Monday, May 29, 2006

Banking in Cyprus

I would have thought, now Cyprus has been in the EU for a couple of years, that the banks would have caught up. And sure enough, they do now have more modern computers than they used to, and their online system is distinctly better than it used to be, enabling me to pay utility bills and transfer money between accounts from home.

But they don't seem to have got the idea that banking should be 'free' to the customer. What we expect is the kind of service we get in the UK: a current account with no service charges so long as we stay in credit, monthly statements delivered in the post, free cheque books arriving automatically when the current one is nearing its end, and at least a small amount of interest on credit balances. Our UK current account gives us 2% interest, which isn't great, but isn't bad. We also have an instant access savings account connected to it, which gives us a little over 3% interest. Not a good rate, but it's technically a discontinued type of account. In other words, it's still running but they don't allow new people to start them, and they don't give top interest rates. Since we can't easily open a new account in the UK while living in Cyprus, we accept these accounts and use them despite the low rates.

Our bank here does have some good points. The counters are open - no glass fronts, no security precautions other than a closed circuit TV. The staff get to know the customers, and one girl in particular always seems to know if there's a new card or paperwork waiting for anyone, without being asked. The hours aren't very long (8.30am - 12.30pm weekdays, plus one afternoon) but the ATM service allows us to draw cash at any time, so that's not really a problem.

On the other hand, they charge us for cheque books, and don't even send them automatically. When we're running low, we have to fill in a request for a new one, and then pay £5 (that's about £6 sterling, or $10 US!) to get another. At least with online utility payments, and no more rent when we move house, we shouldn't get through many cheques in future.

Worse, the bank have recently started charging £1.50 PER MONTH just for the privilege of producing statements for us. A computer-generated piece of paper in the local post, which arrives about two weeks late, so the actual cost is probably around 25c. If that. Apparently we can forgo monthly statements, and have just an annual one, and it will save us £18 per year... so we're going to do that, and simply check transactions online.

Moreover, our Cyprus current account does not pay us any interest. Not one penny. We have an instant access savings account here, and that gives us an unbelievable 1.75% interest. Yes, that's LESS than our UK current account!

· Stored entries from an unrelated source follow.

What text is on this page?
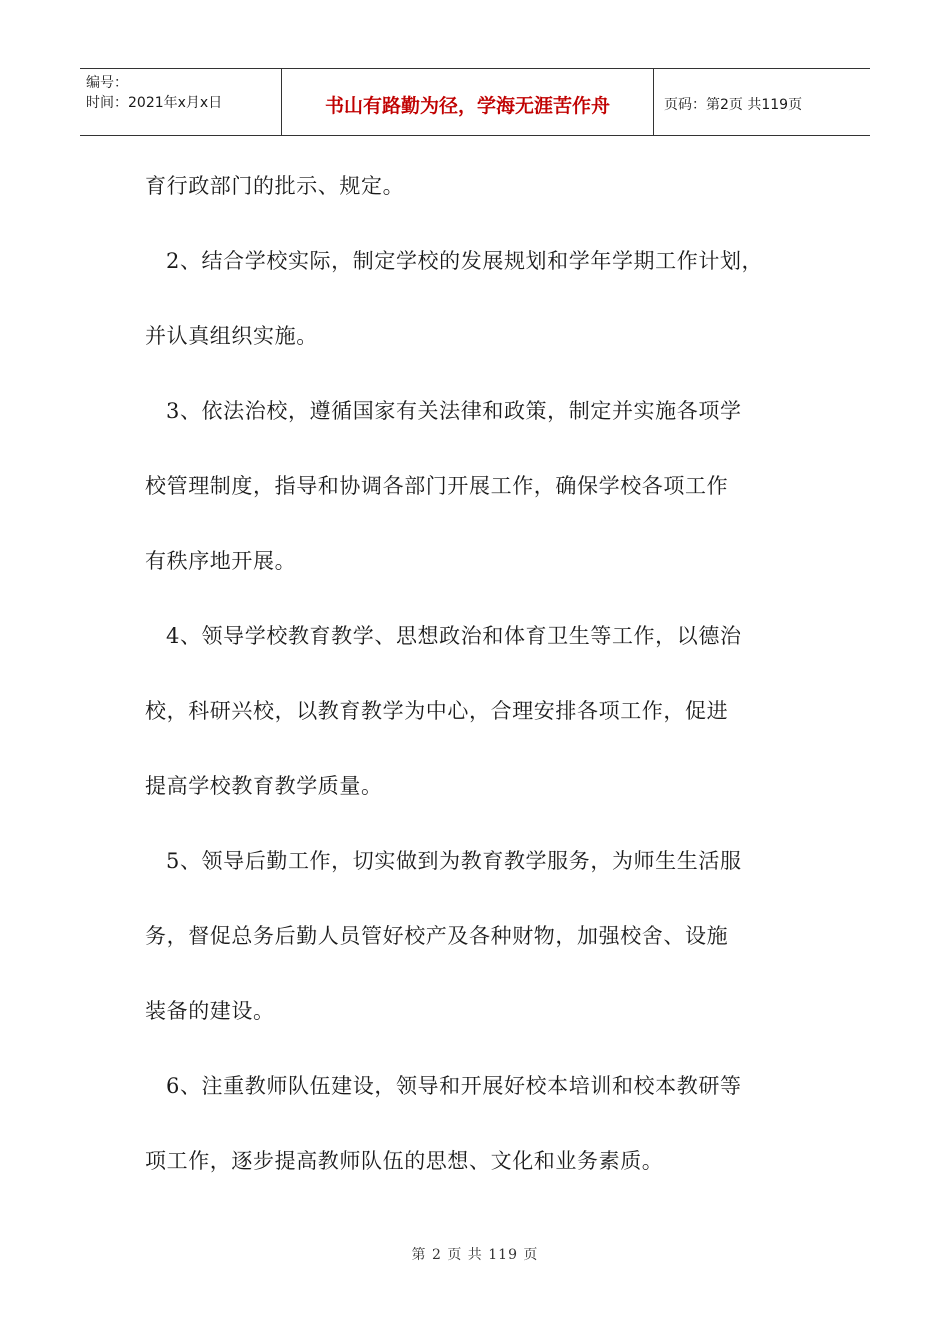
编号：
时间：2021年x月x日	书山有路勤为径，学海无涯苦作舟	页码：第2页 共119页
育行政部门的批示、规定。
2、结合学校实际，制定学校的发展规划和学年学期工作计划，
并认真组织实施。
3、依法治校，遵循国家有关法律和政策，制定并实施各项学
校管理制度，指导和协调各部门开展工作，确保学校各项工作
有秩序地开展。
4、领导学校教育教学、思想政治和体育卫生等工作，以德治
校，科研兴校，以教育教学为中心，合理安排各项工作，促进
提高学校教育教学质量。
5、领导后勤工作，切实做到为教育教学服务，为师生生活服
务，督促总务后勤人员管好校产及各种财物，加强校舍、设施
装备的建设。
6、注重教师队伍建设，领导和开展好校本培训和校本教研等
项工作，逐步提高教师队伍的思想、文化和业务素质。
第 2 页 共 119 页
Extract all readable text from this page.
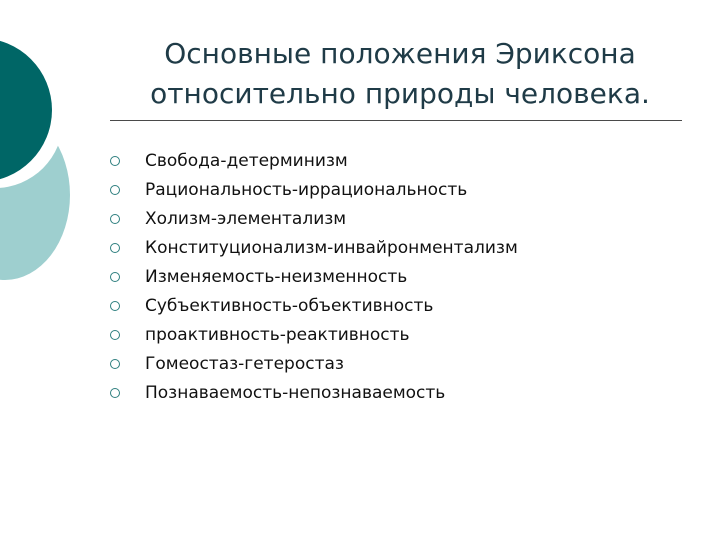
Основные положения Эриксона
относительно природы человека.
Свобода-детерминизм
Рациональность-иррациональность
Холизм-элементализм
Конституционализм-инвайронментализм
Изменяемость-неизменность
Субъективность-объективность
проактивность-реактивность
Гомеостаз-гетеростаз
Познаваемость-непознаваемость
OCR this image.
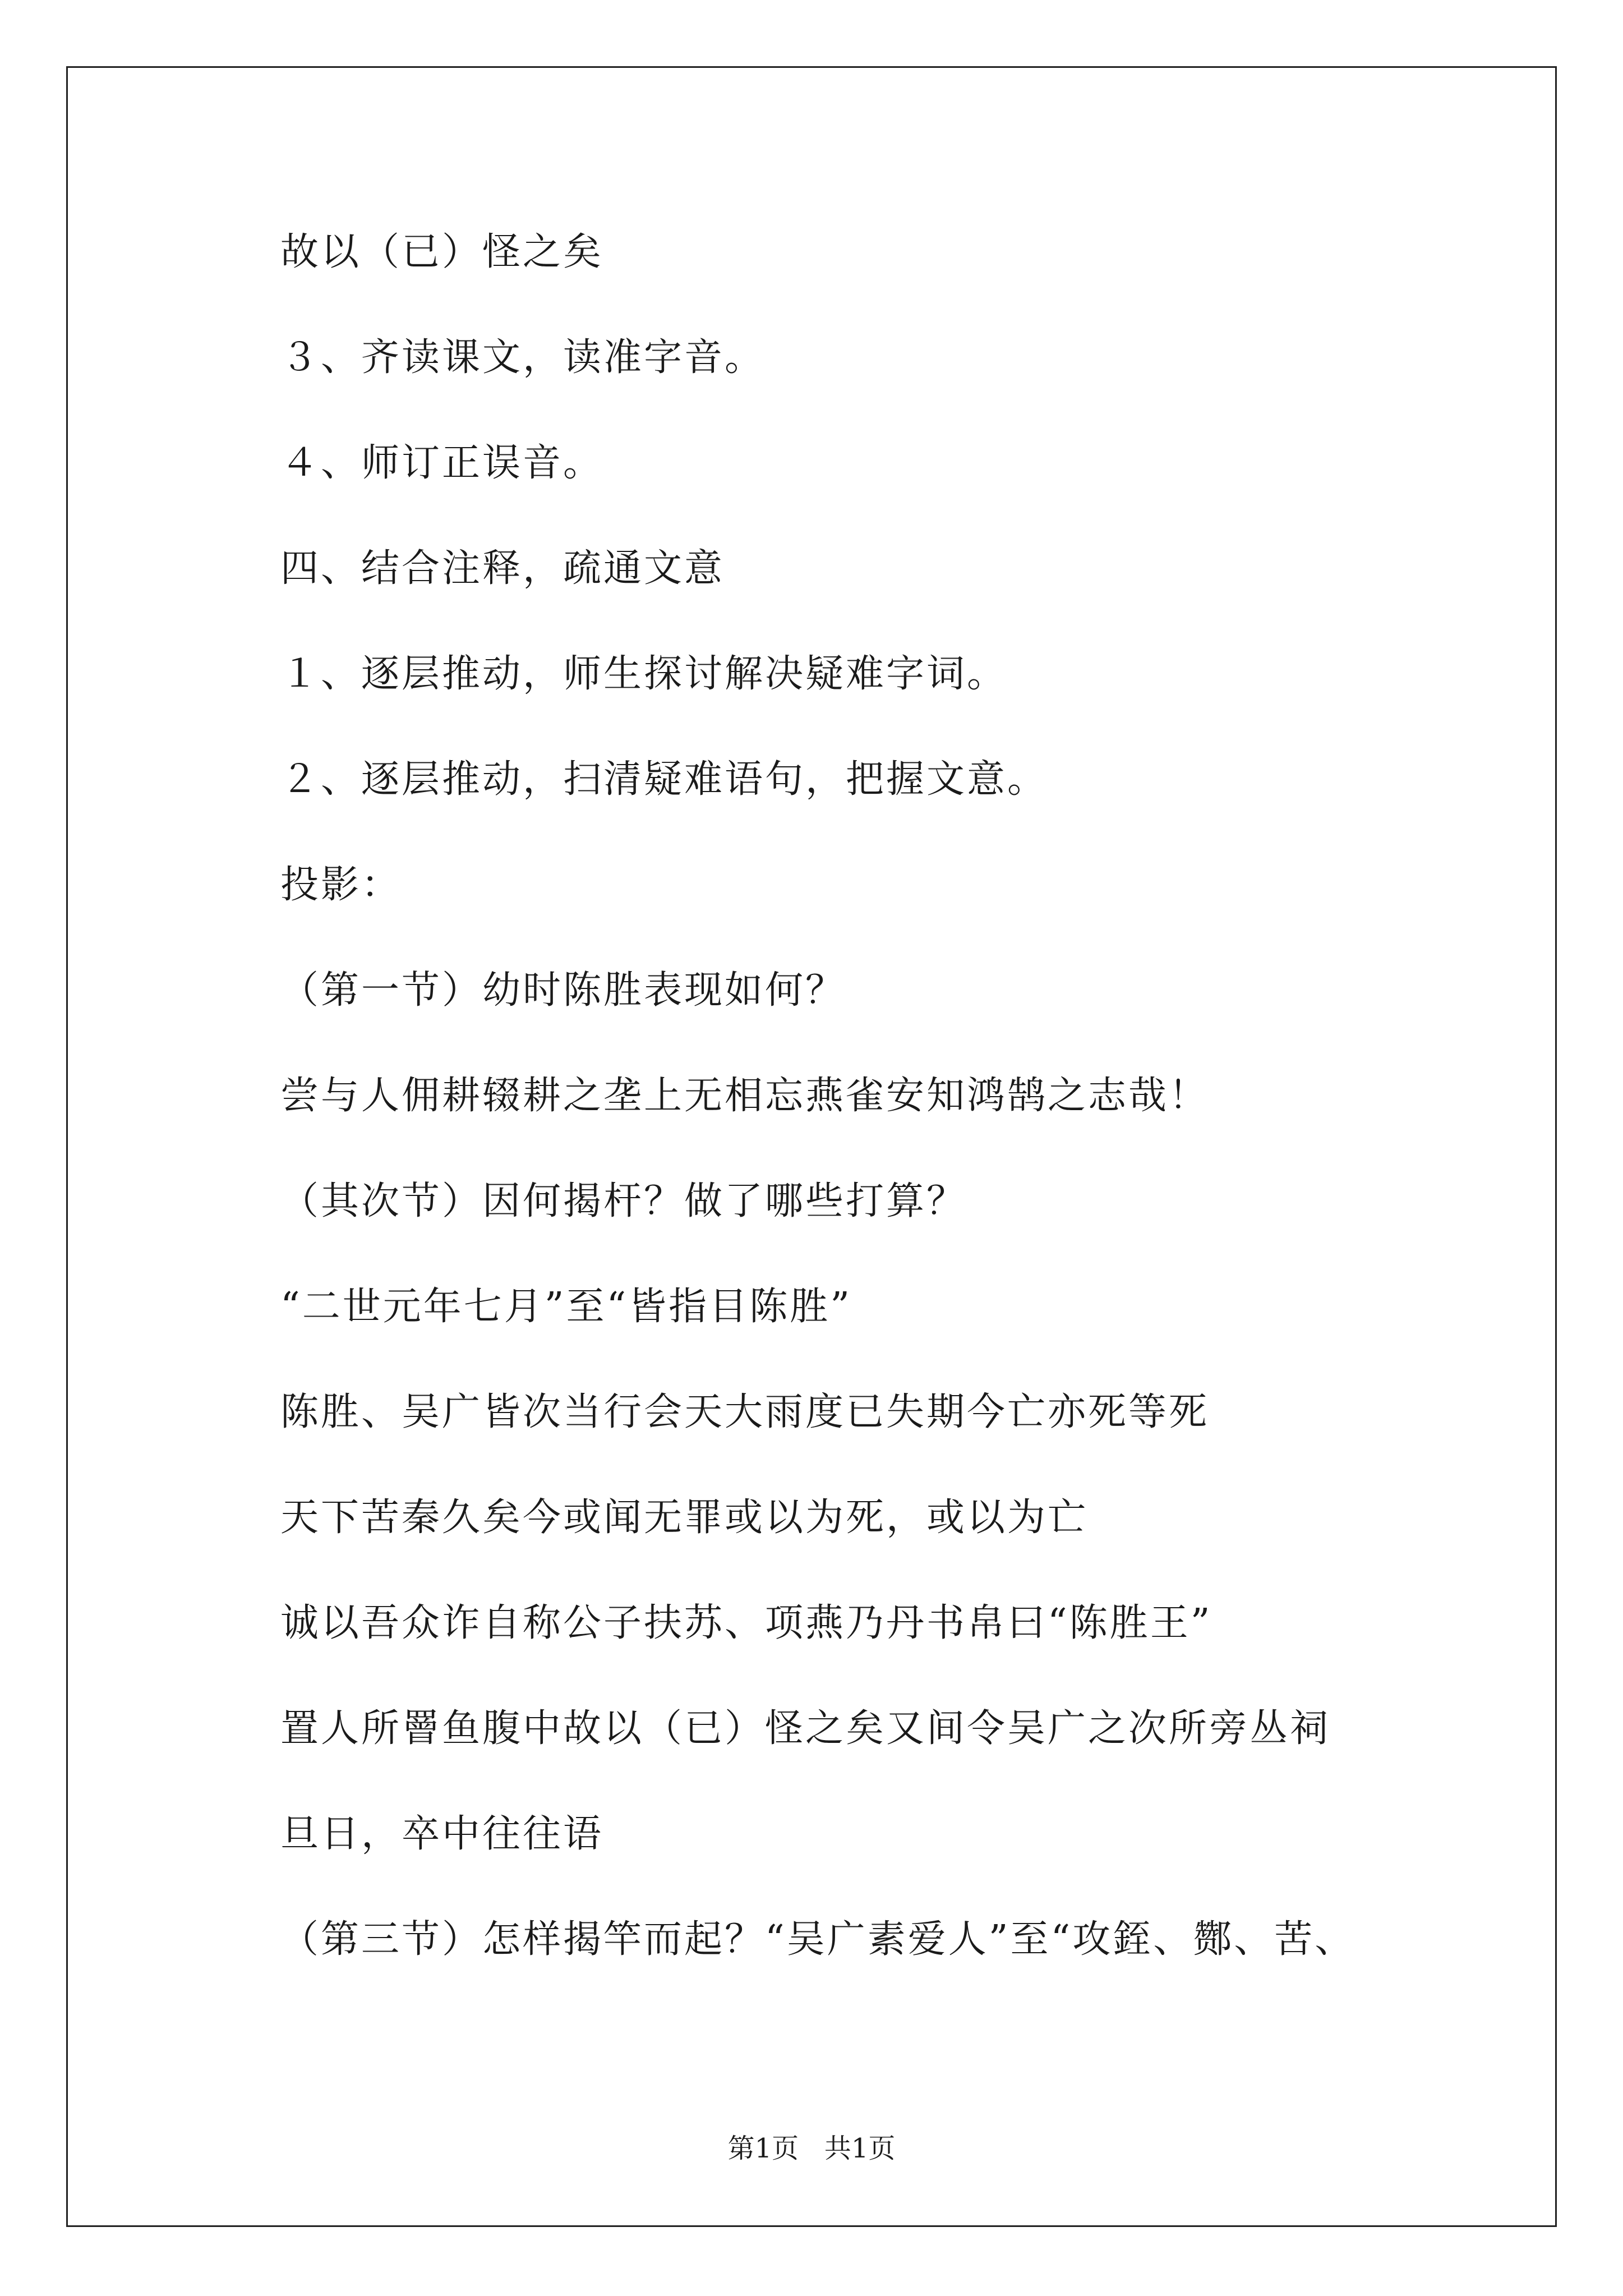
故以（已）怪之矣
３、齐读课文，读准字音。
４、师订正误音。
四、结合注释，疏通文意
１、逐层推动，师生探讨解决疑难字词。
２、逐层推动，扫清疑难语句，把握文意。
投影：
（第一节）幼时陈胜表现如何？
尝与人佣耕辍耕之垄上无相忘燕雀安知鸿鹄之志哉！
（其次节）因何揭杆？做了哪些打算？
“二世元年七月”至“皆指目陈胜”
陈胜、吴广皆次当行会天大雨度已失期今亡亦死等死
天下苦秦久矣今或闻无罪或以为死，或以为亡
诚以吾众诈自称公子扶苏、项燕乃丹书帛曰“陈胜王”
置人所罾鱼腹中故以（已）怪之矣又间令吴广之次所旁丛祠
旦日，卒中往往语
（第三节）怎样揭竿而起？“吴广素爱人”至“攻銍、酂、苦、
第1页   共1页
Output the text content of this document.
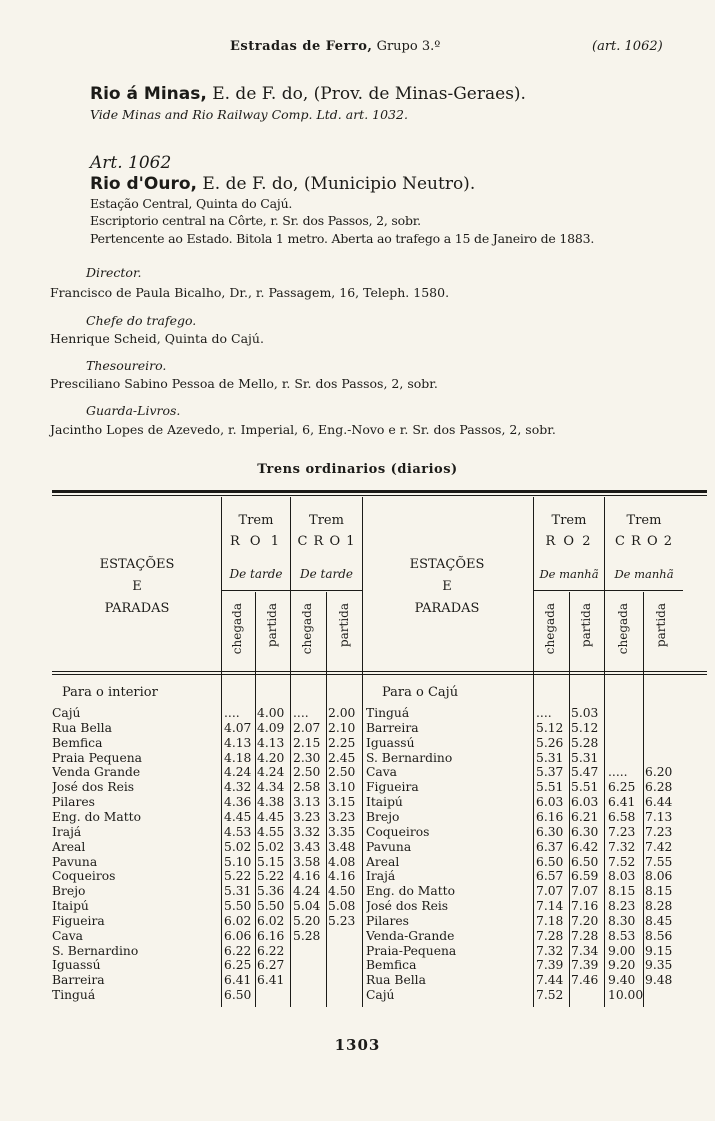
Estradas de Ferro, Grupo 3.º	(art. 1062)
Rio á Minas, E. de F. do, (Prov. de Minas-Geraes).
Vide Minas and Rio Railway Comp. Ltd. art. 1032.
Art. 1062
Rio d'Ouro, E. de F. do, (Municipio Neutro).
Estação Central, Quinta do Cajú.
Escriptorio central na Côrte, r. Sr. dos Passos, 2, sobr.
Pertencente ao Estado. Bitola 1 metro. Aberta ao trafego a 15 de Janeiro de 1883.
Director.
Francisco de Paula Bicalho, Dr., r. Passagem, 16, Teleph. 1580.
Chefe do trafego.
Henrique Scheid, Quinta do Cajú.
Thesoureiro.
Presciliano Sabino Pessoa de Mello, r. Sr. dos Passos, 2, sobr.
Guarda-Livros.
Jacintho Lopes de Azevedo, r. Imperial, 6, Eng.-Novo e r. Sr. dos Passos, 2, sobr.
Trens ordinarios (diarios)
ESTAÇÕES
E
PARADAS
Trem
R O 1
De tarde
Trem
C R O 1
De tarde
chegada partida chegada partida
ESTAÇÕES
E
PARADAS
Trem
R O 2
De manhã
Trem
C R O 2
De manhã
chegada partida chegada partida
Para o interior	Para o Cajú
Cajú	....	4.00 ....	2.00
Rua Bella	4.07 4.09 2.07 2.10
Bemfica	4.13 4.13 2.15 2.25
Praia Pequena	4.18 4.20 2.30 2.45
Venda Grande	4.24 4.24 2.50 2.50
José dos Reis	4.32 4.34 2.58 3.10
Pilares	4.36 4.38 3.13 3.15
Eng. do Matto	4.45 4.45 3.23 3.23
Irajá	4.53 4.55 3.32 3.35
Areal	5.02 5.02 3.43 3.48
Pavuna	5.10 5.15 3.58 4.08
Coqueiros	5.22 5.22 4.16 4.16
Brejo	5.31 5.36 4.24 4.50
Itaipú	5.50 5.50 5.04 5.08
Figueira	6.02 6.02 5.20 5.23
Cava	6.06 6.16 5.28
S. Bernardino	6.22 6.22
Iguassú	6.25 6.27
Barreira	6.41 6.41
Tinguá	6.50
Tinguá	....	5.03
Barreira	5.12 5.12
Iguassú	5.26 5.28
S. Bernardino	5.31 5.31
Cava	5.37 5.47 .....	6.20
Figueira	5.51 5.51 6.25 6.28
Itaipú	6.03 6.03 6.41 6.44
Brejo	6.16 6.21 6.58 7.13
Coqueiros	6.30 6.30 7.23 7.23
Pavuna	6.37 6.42 7.32 7.42
Areal	6.50 6.50 7.52 7.55
Irajá	6.57 6.59 8.03 8.06
Eng. do Matto	7.07 7.07 8.15 8.15
José dos Reis	7.14 7.16 8.23 8.28
Pilares	7.18 7.20 8.30 8.45
Venda-Grande	7.28 7.28 8.53 8.56
Praia-Pequena	7.32 7.34 9.00 9.15
Bemfica	7.39 7.39 9.20 9.35
Rua Bella	7.44 7.46 9.40 9.48
Cajú	7.52	10.00
1303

We don't normally worry much about interest rates - we're not particularly materialistic, and have never really had sufficient money for it to make much difference anyway. But for the next month, until we actually pay for our new house at the end of June, it seems worth making the best possible use of the proceeds of our UK house. And so, suddenly, we're confronted with questions of when to transfer it, how to transfer it, and where to keep it in the meantime. As far as we can tell, it's best to keep it in the UK as long as possible!


Deb said...

Sounds like Cypriot banks operate much like North American banks - very few free accounts there, no interest on chequing (oops, checking ;-)) accounts, you have to order and pay for your cheques etc.

When you're looking at your options wrt your house funds, don't forget to factor in the direction in which the exchange-rate is moving; on large amounts, a very small fluctuation can make a big difference (as we learned the hard way).

mreddie said...

Every country has their own oddities. What Deb said about the exchange-rate made a lot of sense. ec

Sue said...

Yes, we're watching the exchange rate obsessively! It feels like a constant gamble... do we, don't we?!

I'd forgotten that the US banks did seem very old-fashioned when we lived there for a couple of years in the early 1990s. But in those days I don't think UK current accounts paid interest, and nobody had online banking. I would have thought they would have caught up with Europe by now, though... but maybe not?

Anvilcloud said...

Canadian banks will ding you in every possible way. It's quite infuriating.

Steve Hayes said...

Our banks used to be free, or at least cheap. They charged ledger fees on transactions, but that was all. Now they charge the equivalent of 5 quid a month just to have the account open, with no interest at all.

And the building societies all went commercial and turned themselves into banks, so you can't go there either.